2007-04-22

Radix Sort

A radix sort is an algorithm, a procedure, which can rearrange integer representations based on the processing of individual digits in such a way that the integer representations are eventually in either ascending or descending order. Integer representations can be used to represent things such as strings of characters (names of people, places, things, the words and characters that you are reading now, dates, etc.) and specially formatted floating point numbers as well as integers. So, anything which can be represented as an ordered sequence of integer representations can be rearranged to be in order by a radix sort.

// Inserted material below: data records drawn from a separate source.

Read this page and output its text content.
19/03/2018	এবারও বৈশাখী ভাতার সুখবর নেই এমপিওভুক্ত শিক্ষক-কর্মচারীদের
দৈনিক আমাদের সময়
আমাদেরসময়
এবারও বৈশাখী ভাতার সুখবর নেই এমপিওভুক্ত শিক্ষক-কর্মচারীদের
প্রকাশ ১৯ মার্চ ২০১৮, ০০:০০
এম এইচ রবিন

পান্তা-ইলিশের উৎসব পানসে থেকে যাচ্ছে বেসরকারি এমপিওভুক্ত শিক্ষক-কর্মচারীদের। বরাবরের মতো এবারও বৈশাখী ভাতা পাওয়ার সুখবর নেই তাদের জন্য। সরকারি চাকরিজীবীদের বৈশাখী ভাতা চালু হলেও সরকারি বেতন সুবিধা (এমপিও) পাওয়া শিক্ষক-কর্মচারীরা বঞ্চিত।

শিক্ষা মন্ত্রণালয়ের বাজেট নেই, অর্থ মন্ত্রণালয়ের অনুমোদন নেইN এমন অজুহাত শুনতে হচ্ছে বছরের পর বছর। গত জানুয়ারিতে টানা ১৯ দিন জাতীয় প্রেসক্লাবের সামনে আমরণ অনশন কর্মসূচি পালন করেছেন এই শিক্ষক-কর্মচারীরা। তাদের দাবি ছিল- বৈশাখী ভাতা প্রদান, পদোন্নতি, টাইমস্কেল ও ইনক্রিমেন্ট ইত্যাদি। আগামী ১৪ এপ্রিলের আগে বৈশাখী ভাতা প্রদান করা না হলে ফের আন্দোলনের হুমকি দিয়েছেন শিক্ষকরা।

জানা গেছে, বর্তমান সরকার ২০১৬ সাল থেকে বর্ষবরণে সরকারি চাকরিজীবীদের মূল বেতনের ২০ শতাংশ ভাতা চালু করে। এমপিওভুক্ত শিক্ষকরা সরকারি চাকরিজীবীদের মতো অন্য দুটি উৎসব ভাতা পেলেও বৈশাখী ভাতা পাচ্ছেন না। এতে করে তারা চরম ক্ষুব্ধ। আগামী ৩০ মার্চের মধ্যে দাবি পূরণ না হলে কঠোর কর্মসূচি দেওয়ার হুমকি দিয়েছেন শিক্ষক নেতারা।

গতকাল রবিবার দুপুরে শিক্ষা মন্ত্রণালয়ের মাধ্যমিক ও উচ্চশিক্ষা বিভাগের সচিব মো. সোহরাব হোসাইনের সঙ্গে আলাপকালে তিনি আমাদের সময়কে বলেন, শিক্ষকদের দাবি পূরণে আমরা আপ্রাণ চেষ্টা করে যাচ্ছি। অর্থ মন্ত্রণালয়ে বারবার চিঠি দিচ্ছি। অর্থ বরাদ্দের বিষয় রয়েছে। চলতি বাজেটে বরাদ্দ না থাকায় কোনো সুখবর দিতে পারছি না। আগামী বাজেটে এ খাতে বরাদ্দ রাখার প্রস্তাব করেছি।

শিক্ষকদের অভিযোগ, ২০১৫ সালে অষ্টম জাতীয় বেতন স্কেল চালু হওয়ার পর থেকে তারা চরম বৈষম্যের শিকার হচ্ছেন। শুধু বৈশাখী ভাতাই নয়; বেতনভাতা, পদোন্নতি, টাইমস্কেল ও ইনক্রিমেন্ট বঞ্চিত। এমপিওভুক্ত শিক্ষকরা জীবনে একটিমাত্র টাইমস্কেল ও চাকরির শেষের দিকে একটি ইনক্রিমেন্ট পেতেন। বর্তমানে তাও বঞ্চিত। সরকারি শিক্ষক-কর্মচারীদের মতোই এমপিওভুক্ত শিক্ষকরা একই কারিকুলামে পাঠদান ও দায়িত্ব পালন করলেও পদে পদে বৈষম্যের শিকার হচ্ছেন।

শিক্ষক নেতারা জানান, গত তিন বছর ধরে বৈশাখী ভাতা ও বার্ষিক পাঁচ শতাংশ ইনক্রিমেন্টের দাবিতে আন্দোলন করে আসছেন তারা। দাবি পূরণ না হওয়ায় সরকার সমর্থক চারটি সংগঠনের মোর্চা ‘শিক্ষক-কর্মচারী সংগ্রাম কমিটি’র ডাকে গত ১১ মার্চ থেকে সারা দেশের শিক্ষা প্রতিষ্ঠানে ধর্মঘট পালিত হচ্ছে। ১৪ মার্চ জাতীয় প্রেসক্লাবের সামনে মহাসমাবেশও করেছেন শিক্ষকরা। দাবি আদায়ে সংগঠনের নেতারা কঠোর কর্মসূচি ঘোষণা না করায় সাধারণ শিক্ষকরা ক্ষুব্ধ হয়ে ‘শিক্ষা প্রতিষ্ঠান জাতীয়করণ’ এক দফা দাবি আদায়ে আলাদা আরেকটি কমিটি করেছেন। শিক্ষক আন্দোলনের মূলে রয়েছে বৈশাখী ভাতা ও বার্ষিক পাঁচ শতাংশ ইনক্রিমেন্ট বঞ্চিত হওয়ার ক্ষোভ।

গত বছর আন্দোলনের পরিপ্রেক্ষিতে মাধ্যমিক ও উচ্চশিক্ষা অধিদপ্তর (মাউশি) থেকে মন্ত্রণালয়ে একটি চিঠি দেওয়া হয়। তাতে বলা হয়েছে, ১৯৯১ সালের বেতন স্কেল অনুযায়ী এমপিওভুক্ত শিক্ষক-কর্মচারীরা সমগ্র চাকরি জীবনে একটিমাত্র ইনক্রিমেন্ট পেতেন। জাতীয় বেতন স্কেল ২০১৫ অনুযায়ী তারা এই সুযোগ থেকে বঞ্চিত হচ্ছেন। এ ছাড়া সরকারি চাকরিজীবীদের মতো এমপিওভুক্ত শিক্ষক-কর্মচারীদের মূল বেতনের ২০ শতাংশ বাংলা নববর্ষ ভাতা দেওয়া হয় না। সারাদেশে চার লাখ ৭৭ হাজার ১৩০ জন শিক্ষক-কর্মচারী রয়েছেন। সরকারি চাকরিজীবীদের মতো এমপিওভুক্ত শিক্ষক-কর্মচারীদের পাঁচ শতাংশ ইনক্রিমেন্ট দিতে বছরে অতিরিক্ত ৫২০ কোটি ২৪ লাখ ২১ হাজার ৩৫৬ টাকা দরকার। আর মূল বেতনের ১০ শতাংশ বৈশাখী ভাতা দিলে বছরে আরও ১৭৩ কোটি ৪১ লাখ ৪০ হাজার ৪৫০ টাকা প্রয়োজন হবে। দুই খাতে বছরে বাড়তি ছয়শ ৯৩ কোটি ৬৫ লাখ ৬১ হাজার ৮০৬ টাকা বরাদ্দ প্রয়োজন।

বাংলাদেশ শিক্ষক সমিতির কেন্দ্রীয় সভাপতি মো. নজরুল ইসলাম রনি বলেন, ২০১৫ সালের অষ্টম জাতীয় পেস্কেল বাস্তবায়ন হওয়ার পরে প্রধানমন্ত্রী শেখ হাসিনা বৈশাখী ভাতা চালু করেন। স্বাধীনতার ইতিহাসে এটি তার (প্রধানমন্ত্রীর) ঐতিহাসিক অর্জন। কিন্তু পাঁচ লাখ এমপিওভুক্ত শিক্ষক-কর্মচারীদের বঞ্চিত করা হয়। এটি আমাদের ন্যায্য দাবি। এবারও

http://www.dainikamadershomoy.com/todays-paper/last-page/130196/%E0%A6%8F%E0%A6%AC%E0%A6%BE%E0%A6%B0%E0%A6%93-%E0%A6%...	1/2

Most digital computers internally represent all of their data as electronic representations of binary numbers, so processing the digits of integer representations by groups of binary digit representations is most convenient. Two classifications of radix sorts are least significant digit (LSD) radix sorts and most significant digit (MSD) radix sorts. LSD radix sorts process the integer representations starting from the least significant digit and move the processing towards the most significant digit. MSD radix sorts process the integer representations starting from the most significant digit and move the processing towards the least significant digit. The integer representations that are processed by sorting algorithms are often called, "keys," which can exist all by themselves or be associated with other data. LSD radix sorts typically use the following sorting order: short keys come before longer keys, and keys of the same length are sorted lexicographically. This coincides with the normal order of integer representations, such as the sequence 1, 2, 3, 4, 5, 6, 7, 8, 9, 10. MSD radix sorts use lexicographic order, which is suitable for sorting strings, such as words, or fixed-length integer representations. A sequence such as b, c, d, e, f, g, h, i, j, ba would be lexicographically sorted as b, ba, c, d, e, f, g, h, i, j. If lexicographic ordering is used to sort variable-length integer representations, then the representations of the numbers from 1 to 10 would be output as 1, 10, 2, 3, 4, 5, 6, 7, 8, 9, as if the shorter keys were left-justified and padded on the right with blank characters to make the shorter keys as long as the longest key for the purpose of determining sorted order.